Variations in the calculated 2D and 3D poses with respect to the reference ARToolKit marker (best viewed in colour)
Statistical results of errors between the proposed and the ARToolKit marker based 3D tracking system
We have considered a processing cycle to begin with RGB-D data acquisition and end with occlusion detection. In the experimental setup, a calibrated MS Kinect® structured light sensor is used to acquire a sequence of 300 indoor images. The average computational time needed by a processing cycle is just over 400 ms, which is low enough to consider the proposed system as a real-time one for the considered case of object manipulation in domestic environments. The implemented tracking architecture has been tested on a typical portable computer running a 64-bit UNIX operating system on an Intel® i3 dual core CPU, each processor having a 2.40GHz clock speed.

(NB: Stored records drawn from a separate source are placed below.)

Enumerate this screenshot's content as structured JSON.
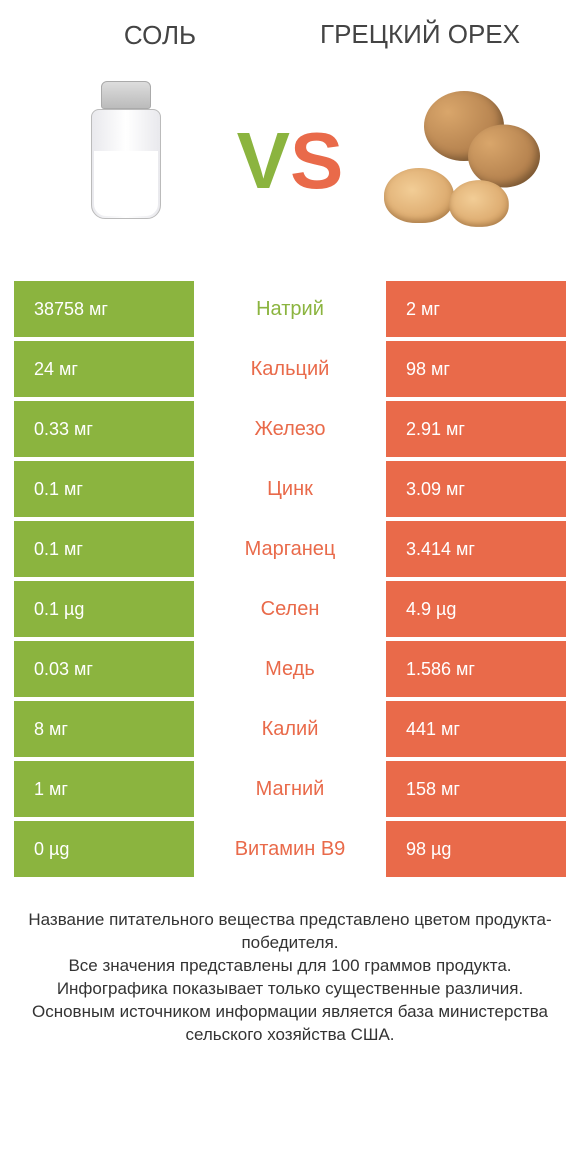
{
  "colors": {
    "green": "#8bb43f",
    "orange": "#e96a4a",
    "bg": "#ffffff",
    "text": "#333333"
  },
  "header": {
    "left_title": "Соль",
    "right_title": "Грецкий орех",
    "vs_v": "V",
    "vs_s": "S"
  },
  "rows": [
    {
      "left": "38758 мг",
      "mid": "Натрий",
      "right": "2 мг",
      "winner": "left"
    },
    {
      "left": "24 мг",
      "mid": "Кальций",
      "right": "98 мг",
      "winner": "right"
    },
    {
      "left": "0.33 мг",
      "mid": "Железо",
      "right": "2.91 мг",
      "winner": "right"
    },
    {
      "left": "0.1 мг",
      "mid": "Цинк",
      "right": "3.09 мг",
      "winner": "right"
    },
    {
      "left": "0.1 мг",
      "mid": "Марганец",
      "right": "3.414 мг",
      "winner": "right"
    },
    {
      "left": "0.1 µg",
      "mid": "Селен",
      "right": "4.9 µg",
      "winner": "right"
    },
    {
      "left": "0.03 мг",
      "mid": "Медь",
      "right": "1.586 мг",
      "winner": "right"
    },
    {
      "left": "8 мг",
      "mid": "Калий",
      "right": "441 мг",
      "winner": "right"
    },
    {
      "left": "1 мг",
      "mid": "Магний",
      "right": "158 мг",
      "winner": "right"
    },
    {
      "left": "0 µg",
      "mid": "Витамин B9",
      "right": "98 µg",
      "winner": "right"
    }
  ],
  "footer": {
    "l1": "Название питательного вещества представлено цветом продукта-победителя.",
    "l2": "Все значения представлены для 100 граммов продукта.",
    "l3": "Инфографика показывает только существенные различия.",
    "l4": "Основным источником информации является база министерства сельского хозяйства США."
  }
}
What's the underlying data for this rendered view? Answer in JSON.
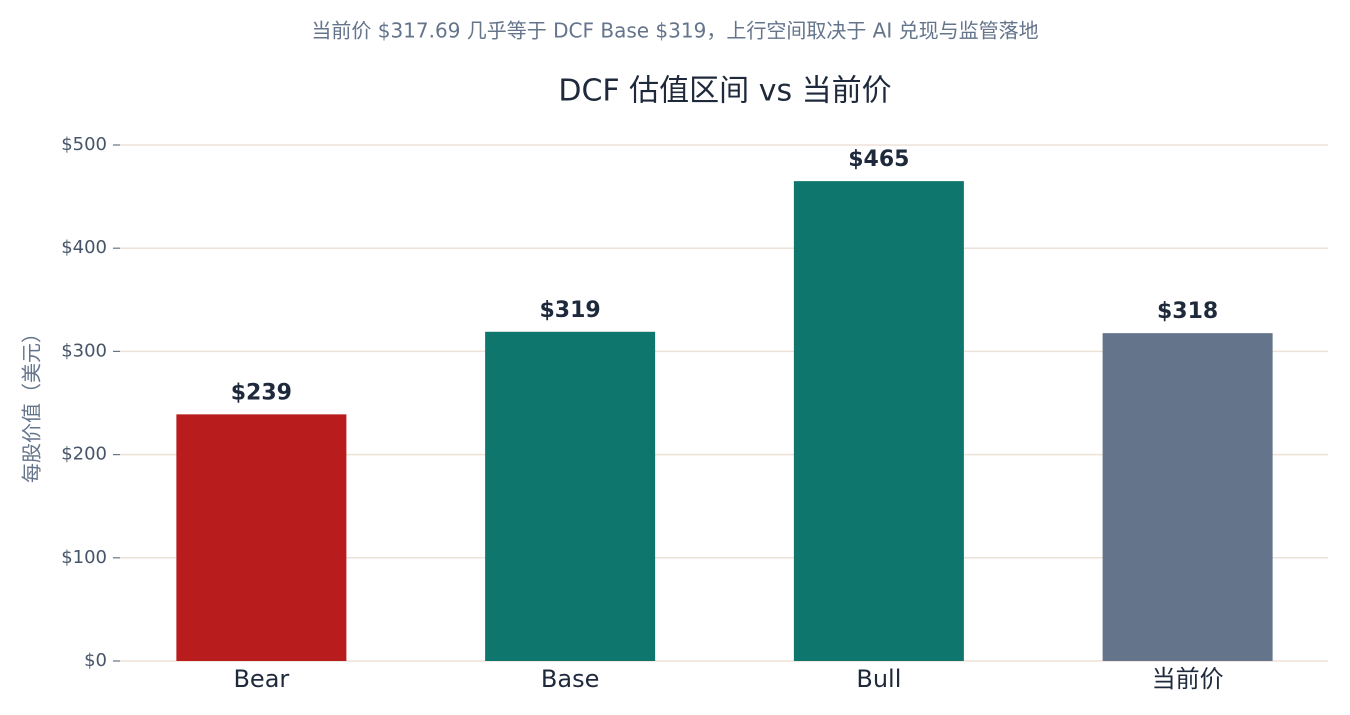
{
  "chart_data": {
    "type": "bar",
    "subtitle": "当前价 $317.69 几乎等于 DCF Base $319，上行空间取决于 AI 兑现与监管落地",
    "title": "DCF 估值区间 vs 当前价",
    "y_label": "每股价值（美元）",
    "categories": [
      "Bear",
      "Base",
      "Bull",
      "当前价"
    ],
    "values": [
      239,
      319,
      465,
      317.69
    ],
    "value_labels": [
      "$239",
      "$319",
      "$465",
      "$318"
    ],
    "colors": [
      "#b91c1c",
      "#0f766e",
      "#0f766e",
      "#64748b"
    ],
    "ylim": [
      0,
      500
    ],
    "yticks": [
      {
        "value": 0,
        "label": "$0"
      },
      {
        "value": 100,
        "label": "$100"
      },
      {
        "value": 200,
        "label": "$200"
      },
      {
        "value": 300,
        "label": "$300"
      },
      {
        "value": 400,
        "label": "$400"
      },
      {
        "value": 500,
        "label": "$500"
      }
    ],
    "grid": true
  }
}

Throughout the object handling routine, the required tracking accuracy is strictly dependent on the manipulative task and the configuration of the robot. In particular, the wider the opening angle of the gripper and the higher the number of degrees of freedom of the manipulator arm, the lower the tracking accuracy. In the presented experiments, a tracking error lower then 0.01 m was required.
5. Conclusions
In this paper, a 2D-3D object features tracking system has been proposed. It has been proven to stabilize mobile manipulation and provide accuracy in tracking rigid household objects during robotic handling. The proposed approach has been built around a collaborative tracking framework which fuses information from more available trackers. As future work, the author will consider the extension of the collaborative framework with new state-of-the-art trackers in order to improve the accuracy of the proposed system. Also, the speed enhancement of the proposed system using state-of-the-art parallel processing equipment, such as FPGAs and GPUs, would significantly decrease the processing time.
Footnotes
6. Acknowledgements
Sorin Grigorescu was supported by the Sectoral Operational Programme, Human Resources Development (SOP HRD), financed by the European Social Fund and the Romanian Government under project no. POSDRU/89/1.5/S/59323. Claudiu Pozna was financed by the Széchenyi István University. The authors would like to thank Prof. Michael Beetz and Dejan Pangercic for their support and constructive ideas.